Here, he is dead wrong. Let me take a key example: his colleague Nicholas Lemann’s essay on Soviet espionage which appeared in — you guessed it — the New Yorker. I have already discussed it at length earlier in one of my blogs so I won’t repeat all the arguments I made there. The main point is that in discussing this topic, Lemann repeated the old canard that those of us who write about Soviet espionage support "a conservative view." I wrote the following in the blog:

Cannot someone who sees himself today as a political liberal acknowledge that his liberal ancestors might have had a blind spot in the late 1940s about the extent of Soviet espionage in the United States?
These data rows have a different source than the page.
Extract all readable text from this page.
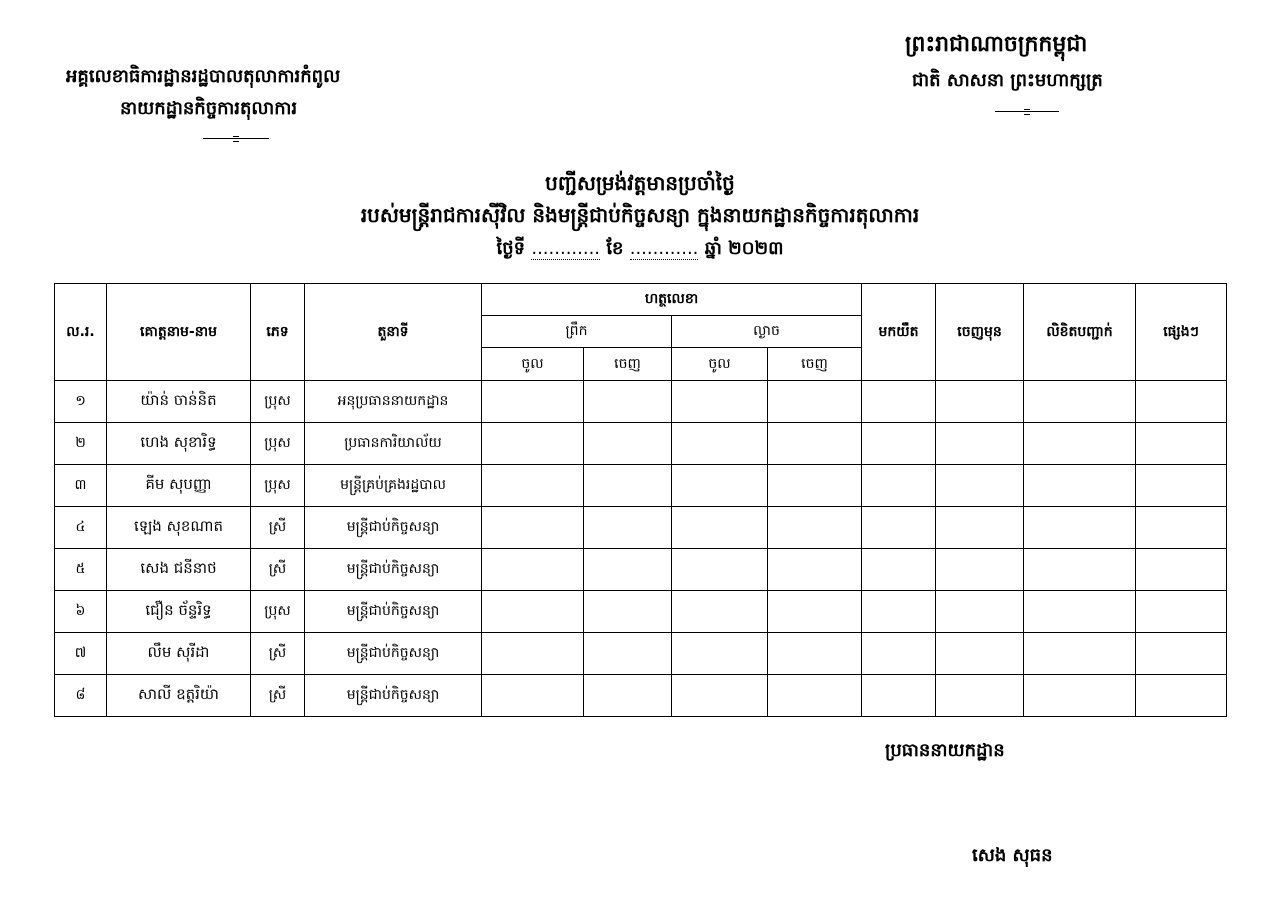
ព្រះរាជាណាចក្រកម្ពុជា
ជាតិ សាសនា ព្រះមហាក្សត្រ
អគ្គលេខាធិការដ្ឋានរដ្ឋបាលតុលាការកំពូល
នាយកដ្ឋានកិច្ចការតុលាការ
បញ្ជីសម្រង់វត្តមានប្រចាំថ្ងៃ
របស់មន្ត្រីរាជការស៊ីវិល និងមន្ត្រីជាប់កិច្ចសន្យា ក្នុងនាយកដ្ឋានកិច្ចការតុលាការ
ថ្ងៃទី ............ ខែ ............ ឆ្នាំ ២០២៣
ល.រ.	គោត្តនាម-នាម	ភេទ	តួនាទី	ហត្ថលេខា				មកយឺត	ចេញមុន	លិខិតបញ្ជាក់	ផ្សេងៗ
				ព្រឹក		ល្ងាច					
				ចូល	ចេញ	ចូល	ចេញ				
១	យ៉ាន់ ចាន់និត	ប្រុស	អនុប្រធាននាយកដ្ឋាន								
២	ហេង សុខារិទ្ធ	ប្រុស	ប្រធានការិយាល័យ								
៣	គីម សុបញ្ញា	ប្រុស	មន្ត្រីគ្រប់គ្រងរដ្ឋបាល								
៤	ឡេង សុខណាត	ស្រី	មន្ត្រីជាប់កិច្ចសន្យា								
៥	សេង ជនីនាថ	ស្រី	មន្ត្រីជាប់កិច្ចសន្យា								
៦	ជឿន ច័ន្ទរិទ្ធ	ប្រុស	មន្ត្រីជាប់កិច្ចសន្យា								
៧	លឹម សុរីដា	ស្រី	មន្ត្រីជាប់កិច្ចសន្យា								
៨	សាលី ឧត្តរិយ៉ា	ស្រី	មន្ត្រីជាប់កិច្ចសន្យា								
ប្រធាននាយកដ្ឋាន
សេង សុធន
If they answer in the negative, they are substantiating the claim of Ann Coulter who continually argues that liberals are incapable of understanding that America has real enemies.

I could give Hertzberg chapter and verse about how very mainstream figures continually argue that Alger Hiss is innocent; that the Rosenbergs gave nothing of value to the Soviets even though they may have spied for them, etc. As Hertzberg knows, NYU’s Center for the Cold War ran a major pro-Hiss conference two years ago, and hosts a website pledged to Hiss’s innocence. And The American Scholar ran a lead story by Pulitzer Prize winner Kai Bird co-authored with Svetlana Chervonnaya which argued that if there was a Soviet spy at Yalta, it was a man named Wilder Foote and not Alger Hiss. Can one get any more mainstream than this publication?

I would also refer Hertzberg to the review of Spies by Amy Knight that appeared in the prestigious Times Literary Supplement (London) in the June 26, 2009, issue. Knight accused co-authors Harvey Klehr and John Earl Haynes of trying to punish Cold War dissenters by accusing them decades later of having been Soviet spies, and "to silence those who still voice doubts about the guilt of people like Alger Hiss, Harry Dexter White, I. F. Stone and others." Ignoring the fact that Klehr and Haynes offer solid evidence, she reverts to the standard Old Left argument meant to close off all discussion — that of accusing her intellectual opponents of McCarthyism. And Knight is a respected author firmly part of the mainstream liberal community. I do not recall Hertzberg or Nicholas Lemann taking her on at all.

So I would like to see Rick Hertzberg be brave and open the pages of the New Yorker to a wider spectrum of views, if only to hold an honest debate on the important issues facing us today.